Quem me dera se todo livro viesse com final feliz. Um aviso em letras garrafais no prólogo ajuda, mais ninguém mais sabe o que o outro enfim procura. Quem me dera, quem me dera… Quem me dera se o mundo fosse só paz e gaivotas brancas no cais. Ora veja só, tudo seria mais fácil se na guerra e na vida, não necessariamente o sorriso de um fosse em resposta ao choro do outro. Quem me dera se toda distância fosse nula, e todo abraço ultrapassasse as fronteiras com um só passo para acontecer. Quem me dera se toda palavra fosse amiga e todo amigo surgisse de algumas palavras soltas por aí. Quem me dera se a leveza assumisse seu papel de diretor e finalmente nesse filme, aposentasse a velha mania da dor,  de viver sempre a pesar nossos dias. Quem me dera se todo florista lucrasse mais com despretensiosidade do que com funerais. E toda pessoa lembrasse em vida, a diferença que a vida do outro faz. Quem me dera se toda ligação trouxesse apenas boas notícias. Quem me dera se toda saudade não se amedrontasse com o orgulho. E  todo orgulho vencesse o medo de demonstrar sentir saudade.

Quem me dera se a verdade por detrás das fotografias fosse vida, ao invés de estúdios e cenas montadas para parecer com vida de verdade.
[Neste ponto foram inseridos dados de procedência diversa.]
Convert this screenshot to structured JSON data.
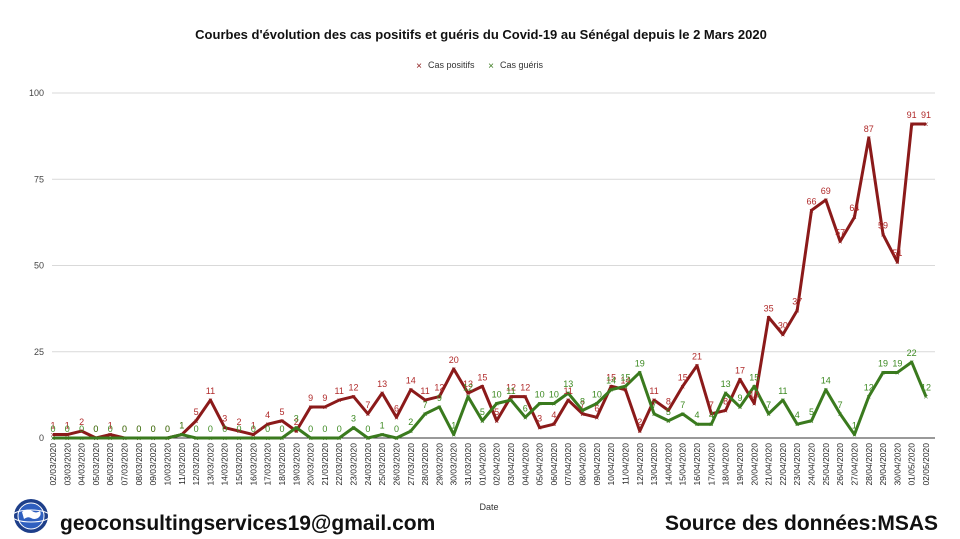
{
  "chart_data": {
    "type": "line",
    "title": "Courbes d'évolution des cas positifs et guéris du Covid-19 au Sénégal depuis le 2 Mars 2020",
    "xlabel": "Date",
    "ylabel": "",
    "ylim": [
      0,
      100
    ],
    "yticks": [
      0,
      25,
      50,
      75,
      100
    ],
    "grid": true,
    "legend_position": "top-center",
    "categories": [
      "02/03/2020",
      "03/03/2020",
      "04/03/2020",
      "05/03/2020",
      "06/03/2020",
      "07/03/2020",
      "08/03/2020",
      "09/03/2020",
      "10/03/2020",
      "11/03/2020",
      "12/03/2020",
      "13/03/2020",
      "14/03/2020",
      "15/03/2020",
      "16/03/2020",
      "17/03/2020",
      "18/03/2020",
      "19/03/2020",
      "20/03/2020",
      "21/03/2020",
      "22/03/2020",
      "23/03/2020",
      "24/03/2020",
      "25/03/2020",
      "26/03/2020",
      "27/03/2020",
      "28/03/2020",
      "29/03/2020",
      "30/03/2020",
      "31/03/2020",
      "01/04/2020",
      "02/04/2020",
      "03/04/2020",
      "04/04/2020",
      "05/04/2020",
      "06/04/2020",
      "07/04/2020",
      "08/04/2020",
      "09/04/2020",
      "10/04/2020",
      "11/04/2020",
      "12/04/2020",
      "13/04/2020",
      "14/04/2020",
      "15/04/2020",
      "16/04/2020",
      "17/04/2020",
      "18/04/2020",
      "19/04/2020",
      "20/04/2020",
      "21/04/2020",
      "22/04/2020",
      "23/04/2020",
      "24/04/2020",
      "25/04/2020",
      "26/04/2020",
      "27/04/2020",
      "28/04/2020",
      "29/04/2020",
      "30/04/2020",
      "01/05/2020",
      "02/05/2020"
    ],
    "series": [
      {
        "name": "Cas positifs",
        "color": "#8b1a1a",
        "label_color": "#b02a2a",
        "values": [
          1,
          1,
          2,
          0,
          1,
          0,
          0,
          0,
          0,
          1,
          5,
          11,
          3,
          2,
          1,
          4,
          5,
          2,
          9,
          9,
          11,
          12,
          7,
          13,
          6,
          14,
          11,
          12,
          20,
          13,
          15,
          5,
          12,
          12,
          3,
          4,
          11,
          7,
          6,
          15,
          14,
          2,
          11,
          8,
          15,
          21,
          7,
          8,
          17,
          10,
          35,
          30,
          37,
          66,
          69,
          57,
          64,
          87,
          59,
          51,
          91,
          91
        ]
      },
      {
        "name": "Cas guéris",
        "color": "#3a7a1e",
        "label_color": "#3d8a22",
        "values": [
          0,
          0,
          0,
          0,
          0,
          0,
          0,
          0,
          0,
          1,
          0,
          0,
          0,
          0,
          0,
          0,
          0,
          3,
          0,
          0,
          0,
          3,
          0,
          1,
          0,
          2,
          7,
          9,
          1,
          12,
          5,
          10,
          11,
          6,
          10,
          10,
          13,
          8,
          10,
          14,
          15,
          19,
          7,
          5,
          7,
          4,
          4,
          13,
          9,
          15,
          7,
          11,
          4,
          5,
          14,
          7,
          1,
          12,
          19,
          19,
          22,
          12
        ]
      }
    ]
  },
  "footer": {
    "email": "geoconsultingservices19@gmail.com",
    "source": "Source des données:MSAS"
  },
  "logo_icon": "globe-logo-icon"
}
Quem me dera se todo perfil em rede social, fosse menos história e mais pessoa por inteiro. Quem me dera se todo sorriso fosse sincero e o sarcasmo perdesse com o tempo, o velho jeito de sorrir.  Quem me dera se toda vida fosse vista como um atentado ao vício ao invés de tanto vício servindo de atentado à vida. Quem me dera se todo casal fosse feito só de dois, e todos esses coadjuvantes sortidos e soltos aprendessem a hora exata de sair de cena. Quem me dera se toda lista de sonhos se tornasse real, e que metade dessa lista fosse sonho de verdade e não bem material. Quem me dera se os sentimentos fossem menos palpáveis e mais inexplicáveis. Quem me dera se toda fala fosse calmaria e não só amontoados de palavras servindo apenas de tempestade. Quem me dera se toda escolha fosse seguida de respeito. E que para ter o seu respeito eu não precisasse anular minhas escolhas.

Quem me dera se todas as canções fossem mais conteúdo e menos apologias. Quem me dera se toda mágoa fosse como rabisco que borracha apaga do papel. Ou que pelo menos  fosse melhor pensada antes de ser proferida. Quem me dera se todo preconceito fosse só quimera.  E que ao invés de prejulgar alguém, toda pessoa começasse por primeiramente julgar a sua própria vida. Quem me dera se toda miséria fosse só lenda, daquelas que contamos para amedrontar alguém. Quem me dera que na busca pela felicidade toda pessoa percebesse, que em determinada parte do caminho já é possível ser feliz. Não se prender as placas e aos atalhos te faz livre para realmente perceber o que é felicidade.  Quem me dera se toda cena de teatro acabasse com o fechar das cortinas vermelhas, e que todas as pessoas aprendessem que máscaras só caem bem mesmo na vida artística.  Quem me dera. Quem me dera… Quem me dera enfim, que o mundo todo fosse menos arisco e também menos sensível. Onde todos pudessem encontrar um jeito, um  lugar e um espaço para chamar de seu. Sem que para isso seja preciso lançar mão de forças e armas reais, que interfiram no jeito, lugar e no espaço do outro. No direito do outro também chamar de seu. Quem me dera.